住友ゴムと村田製作所、タイヤ摩耗を3次元でとらえる検知システムを共同開発
住友ゴム工業と村田製作所は4月10日、タイヤ形状を3次元でとらえて摩耗を検知し、ユーザーへデータでフィードバックするタイヤ摩耗検知システムを共同開発し、2025年より順次DUNLOP直営店「タイヤランド」実証を開始すると発表した。
一般的に、タイヤの摩耗確認では、専用のツールを用いて人が主溝の深さを計測するため、緻密な計測値を要する場合では計測条件等により誤差が発生することがあった。タイヤの偏摩耗については、主に目視での判断となり、作業者の熟練の程度により正確性を高めていた。
両社は、タイヤ摩耗をセンサーで見える化しユーザーに数値でフィードバックする摩耗検知システムの共同開発を2021年9月から開始。

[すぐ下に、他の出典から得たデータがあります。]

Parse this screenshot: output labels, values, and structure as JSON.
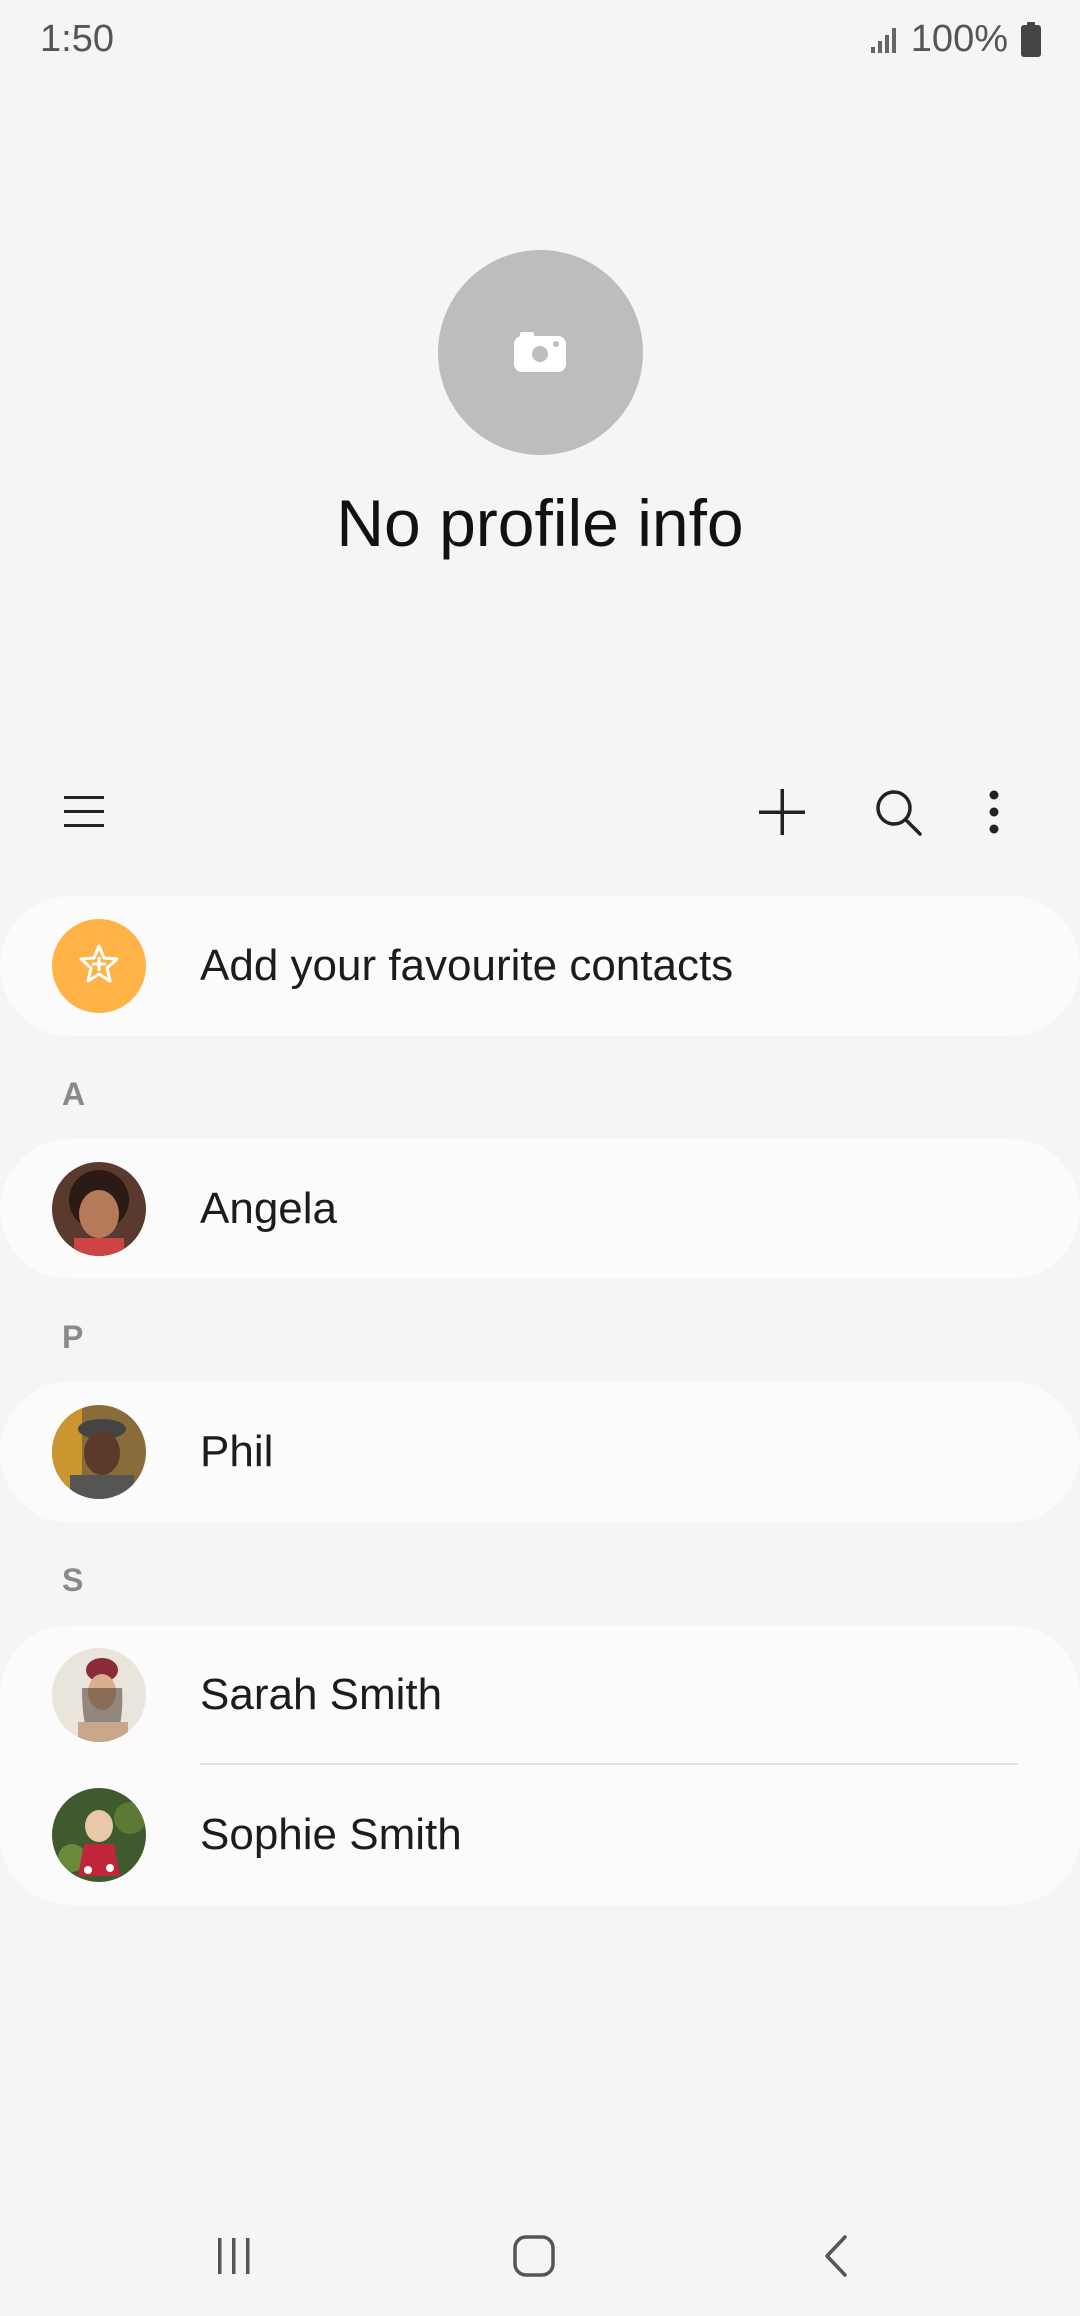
{
  "status_bar": {
    "time": "1:50",
    "battery": "100%"
  },
  "profile": {
    "title": "No profile info"
  },
  "favourites": {
    "label": "Add your favourite contacts"
  },
  "sections": [
    {
      "letter": "A",
      "contacts": [
        "Angela"
      ]
    },
    {
      "letter": "P",
      "contacts": [
        "Phil"
      ]
    },
    {
      "letter": "S",
      "contacts": [
        "Sarah Smith",
        "Sophie Smith"
      ]
    }
  ],
  "colors": {
    "background": "#f5f5f5",
    "card": "#fbfbfb",
    "favourite_accent": "#ffb347",
    "avatar_placeholder": "#bdbdbd"
  },
  "icons": [
    "menu-icon",
    "add-icon",
    "search-icon",
    "more-options-icon",
    "camera-icon",
    "star-icon",
    "recents-icon",
    "home-icon",
    "back-icon"
  ]
}
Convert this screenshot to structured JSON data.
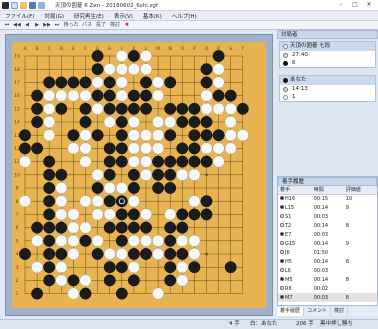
{
  "window": {
    "title": "天頂の囲碁 6 Zen - 20180602_6shi.sgf"
  },
  "menu": [
    "ファイル(F)",
    "対局(G)",
    "研究再生(E)",
    "表示(V)",
    "基本(K)",
    "ヘルプ(H)"
  ],
  "toolbar": {
    "takeback_label": "待った",
    "resign_label": "投了",
    "pass_label": "パス",
    "analyze_label": "検討"
  },
  "board": {
    "size": 19,
    "columns": [
      "A",
      "B",
      "C",
      "D",
      "E",
      "F",
      "G",
      "H",
      "J",
      "K",
      "L",
      "M",
      "N",
      "O",
      "P",
      "Q",
      "R",
      "S",
      "T"
    ],
    "rows_top_to_bottom": [
      "19",
      "18",
      "17",
      "16",
      "15",
      "14",
      "13",
      "12",
      "11",
      "10",
      "9",
      "8",
      "7",
      "6",
      "5",
      "4",
      "3",
      "2",
      "1"
    ],
    "colors": {
      "wood": "#e8b451",
      "line": "#6a4a16",
      "black": "#1b1b1b",
      "white": "#f7f7f7"
    },
    "stones": [
      "......b.wbw.....b..",
      "......bwwww....bw..",
      "..bbbbwbw.bwb..bw..",
      ".bwwwwbbwbbw...wbb.",
      ".bwb.bwbbbb.bbbwwwb",
      ".bw..b.wbw.wwbbb.w.",
      "b.w.bwb.bwwwb.bbbww",
      "bb..ww.bbwww.bbwww.",
      "w.b..w.bbwwbbbbbw..",
      "..bb..wb.bwbbww....",
      "..bw..bwwb.bb......",
      "w.bw.wwbbw....wb...",
      "..bww.wwbbw.wbbb...",
      ".bbbww.bbbb.bb.....",
      ".wbwwbw.bwwwbww....",
      "b.bbw.bwwbbwbbw....",
      ".wbw...bbw..bwb..b.",
      "..bwbw.b.b..bw.....",
      ".b..wb..b..w......."
    ],
    "last_move": "J8"
  },
  "game_info": {
    "header": "対局者",
    "player_top": {
      "name": "天頂の囲碁 七段",
      "time": "27:40",
      "captures": "6"
    },
    "player_bottom": {
      "name": "あなた",
      "time": "14:13",
      "captures": "1"
    }
  },
  "move_history": {
    "header": "着手履歴",
    "columns": [
      "着手",
      "時間",
      "評価値"
    ],
    "rows": [
      {
        "color": "black",
        "move": "H16",
        "time": "00:15",
        "eval": "10"
      },
      {
        "color": "black",
        "move": "L15",
        "time": "00:14",
        "eval": "9"
      },
      {
        "color": "white",
        "move": "S1",
        "time": "00:03",
        "eval": ""
      },
      {
        "color": "white",
        "move": "T2",
        "time": "00:14",
        "eval": "8"
      },
      {
        "color": "black",
        "move": "E7",
        "time": "00:03",
        "eval": ""
      },
      {
        "color": "white",
        "move": "G15",
        "time": "00:14",
        "eval": "9"
      },
      {
        "color": "white",
        "move": "J6",
        "time": "01:50",
        "eval": ""
      },
      {
        "color": "black",
        "move": "H5",
        "time": "00:14",
        "eval": "8"
      },
      {
        "color": "white",
        "move": "L6",
        "time": "00:03",
        "eval": ""
      },
      {
        "color": "black",
        "move": "M5",
        "time": "00:14",
        "eval": "8"
      },
      {
        "color": "white",
        "move": "R6",
        "time": "00:02",
        "eval": ""
      },
      {
        "color": "black",
        "move": "M7",
        "time": "00:03",
        "eval": "8"
      }
    ]
  },
  "tabs": [
    "着手履歴",
    "コメント",
    "検討"
  ],
  "status": {
    "move_number": "4 手",
    "turn": "白：あなた",
    "zoom": "206 手",
    "result_label": "黒中押し勝ち"
  }
}
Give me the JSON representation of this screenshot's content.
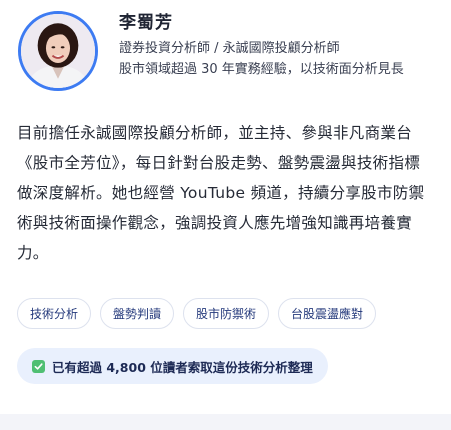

住友ゴムのタイヤメンテナンスとタイヤ開発に関する知見と、村田製作所の通信市場で培った三次元計測によるセンシング技術や自動車市場における技術的知見を融合させることで、摩耗データを高精度かつ三次元で計測する技術を確立。幅広い使用環境や車両・タイヤに対応可能な摩耗検知デバイスを開発した。
同システムは、スマートフォンアプリと摩耗検知デバイスを用いてタイヤをスキャンし、アルゴリズム解析によってタイヤ表面データを3次元で可視化し、摩耗を正確に把握。ユーザーには、タイヤ各主溝の摩耗状態が3段階で表示され、偏摩耗があった場合は位置もフィードバックされる。
トラック・バス事業者が抱える課題として、2024年問題や脱炭素が挙げられるように、近年コスト低減や環境経営への需要は益々高まっている。
同実証を通して、摩耗・偏摩耗の傾向からタイヤ交換やローテーション時期を予測し、計画的なメンテナンスによる車両稼働率向上を目指す。摩耗したタイヤ表面のゴムを貼り替えて再利用する省資源なリトレッドタイヤにおいても、ローテーションなどの適切なタイヤ管理によって、土台となる質の高い台タイヤが増えることで、リトレッド回数の向上が期待できるという。
住友ゴムは、CASE/MaaSに対応する高い安全性能・環境性能を実現するために、タイヤ開発および周辺サービスの開発コンセプトである「SMART TYRE CONCEPT」を掲げている。その周辺サービスの中核を担う「センシングコア」において、同システムによる高精度な摩耗データの収集は、タイヤの摩耗検知技術の精度向上およびさらなる機能やサービスの開発につながると見込む。